I heard of 0.01 second C/C++ solutions but I'm not sure if those are backtracking algorithms of some kind of mathematical solution...
This is my whole algorithm with 2 example Sudokus:
from copy import deepcopy
def is_sol_row(mat,row,val):
m = len(mat)
for i in range(m):
if mat[row][i] == val:
return False
return True
def is_sol_col(mat,col,val):
m = len(mat)
for i in range(m):
if mat[i][col] == val:
return False
return True
def is_sol_block(mat,row,col,val):
rainbow = [0,0,0,3,3,3,6,6,6]
i = rainbow[row]
j = rainbow[col]
elements = {
mat[i + 0][j + 0], mat[i + 1][j + 0], mat[i + 2][j + 0],
mat[i + 0][j + 1], mat[i + 1][j + 1], mat[i + 2][j + 1],
mat[i + 0][j + 2], mat[i + 1][j + 2], mat[i + 2][j + 2],
}
if val in elements:
return False
return True
def is_sol(mat,row,col,val):
return is_sol_row(mat,row,val) and is_sol_col(mat,col,val) and is_sol_block(mat,row,col,val)
def findAllZeroIndizes(mat):
m = len(mat)
indizes = []
for i in range(m):
for j in range(m):
if mat[i][j] == 0:
indizes.append((i,j))
return indizes
def sudoku(mat):
q = [(mat,0)]
zeroIndizes = findAllZeroIndizes(mat)
while q:
t,numSolvedIndizes = q.pop()
if numSolvedIndizes == len(zeroIndizes):
return t
else:
i,j = zeroIndizes[numSolvedIndizes]
for k in range(1,10):
if is_sol(t,i,j,k):
newt = deepcopy(t)
newt[i][j] = k
q.append((newt,numSolvedIndizes+1))
return False
mat = [
[7, 0, 0, 0, 0, 9, 0, 0, 3],
[0, 9, 0, 1, 0, 0, 8, 0, 0],
[0, 1, 0, 0, 0, 7, 0, 0, 0],
[0, 3, 0, 4, 0, 0, 0, 8, 0],
[6, 0, 0, 0, 8, 0, 0, 0, 1],
[0, 7, 0, 0, 0, 2, 0, 3, 0],
[0, 0, 0, 5, 0, 0, 0, 1, 0],
[0, 0, 4, 0, 0, 3, 0, 9, 0],
[5, 0, 0, 7, 0, 0, 0, 0, 2],
]
# mat = [
# [3, 0, 6, 5, 0, 8, 4, 0, 0],
# [5, 2, 0, 0, 0, 0, 0, 0, 0],
# [0, 8, 7, 0, 0, 0, 0, 3, 1],
# [0, 0, 3, 0, 1, 0, 0, 8, 0],
# [9, 0, 0, 8, 6, 3, 0, 0, 5],
# [0, 5, 0, 0, 9, 0, 6, 0, 0],
# [1, 3, 0, 0, 0, 0, 2, 5, 0],
# [0, 0, 0, 0, 0, 0, 0, 7, 4],
# [0, 0, 5, 2, 0, 6, 3, 0, 0]
# ]
print(sudoku(mat))
The largest time sink is that, for every open position, you try each of the nine digits, without learning anything about the attempts.
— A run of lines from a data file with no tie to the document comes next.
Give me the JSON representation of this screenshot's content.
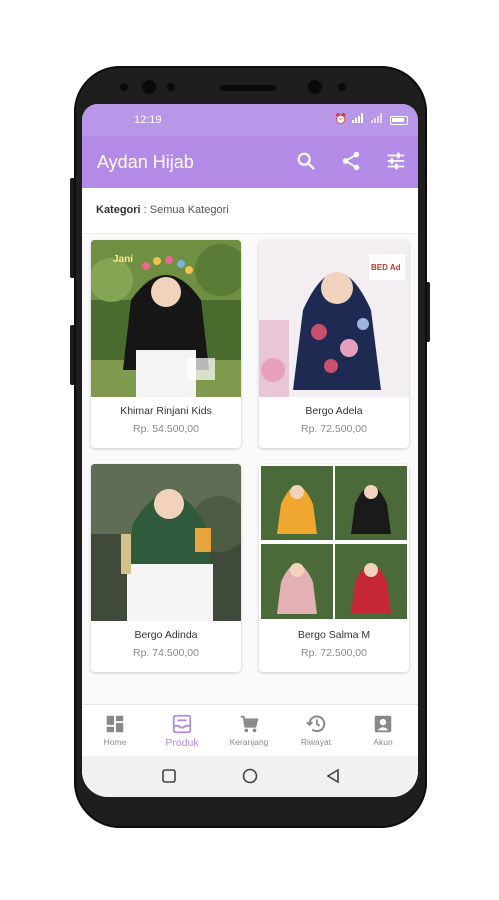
{
  "status_bar": {
    "time": "12:19",
    "icons": [
      "alarm-icon",
      "signal-icon",
      "wifi-icon",
      "battery-icon"
    ]
  },
  "app_bar": {
    "title": "Aydan Hijab",
    "actions": [
      {
        "name": "search-icon"
      },
      {
        "name": "share-icon"
      },
      {
        "name": "filter-icon"
      }
    ]
  },
  "category": {
    "label": "Kategori",
    "separator": " : ",
    "value": "Semua Kategori"
  },
  "products": [
    {
      "name": "Khimar Rinjani Kids",
      "price": "Rp. 54.500,00",
      "image_text": "Jani"
    },
    {
      "name": "Bergo Adela",
      "price": "Rp. 72.500,00",
      "image_text": "BED Ad"
    },
    {
      "name": "Bergo Adinda",
      "price": "Rp. 74.500,00"
    },
    {
      "name": "Bergo Salma M",
      "price": "Rp. 72.500,00"
    }
  ],
  "bottom_nav": {
    "items": [
      {
        "label": "Home",
        "icon": "dashboard-icon",
        "active": false
      },
      {
        "label": "Produk",
        "icon": "inbox-icon",
        "active": true
      },
      {
        "label": "Keranjang",
        "icon": "cart-icon",
        "active": false
      },
      {
        "label": "Riwayat",
        "icon": "history-icon",
        "active": false
      },
      {
        "label": "Akun",
        "icon": "account-icon",
        "active": false
      }
    ]
  },
  "colors": {
    "accent": "#b38be6",
    "status_bar": "#b896e8",
    "text_muted": "#8a8a8a"
  }
}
Your test grid has 56 open grid locations, so anything you do is magnified through that lens. A little preprocessing will go a long way. For instance, make a list of available numbers in each row and column. Key that appropriately, and use that for your search instead of range(m).
Another technique is to apply simple algorithms to make trivial placements as they become available. For instance, you can quickly derive the 1 in the upper-left block, and the missing 7s in the left and middle columns of blocks. This alone cuts the solution time in half. Wherever you're down to a single choice for what number goes in a selected open square, or where a selected number can be placed in a particular row/col/block, then make that placement before you engage in exhaustive backtracking.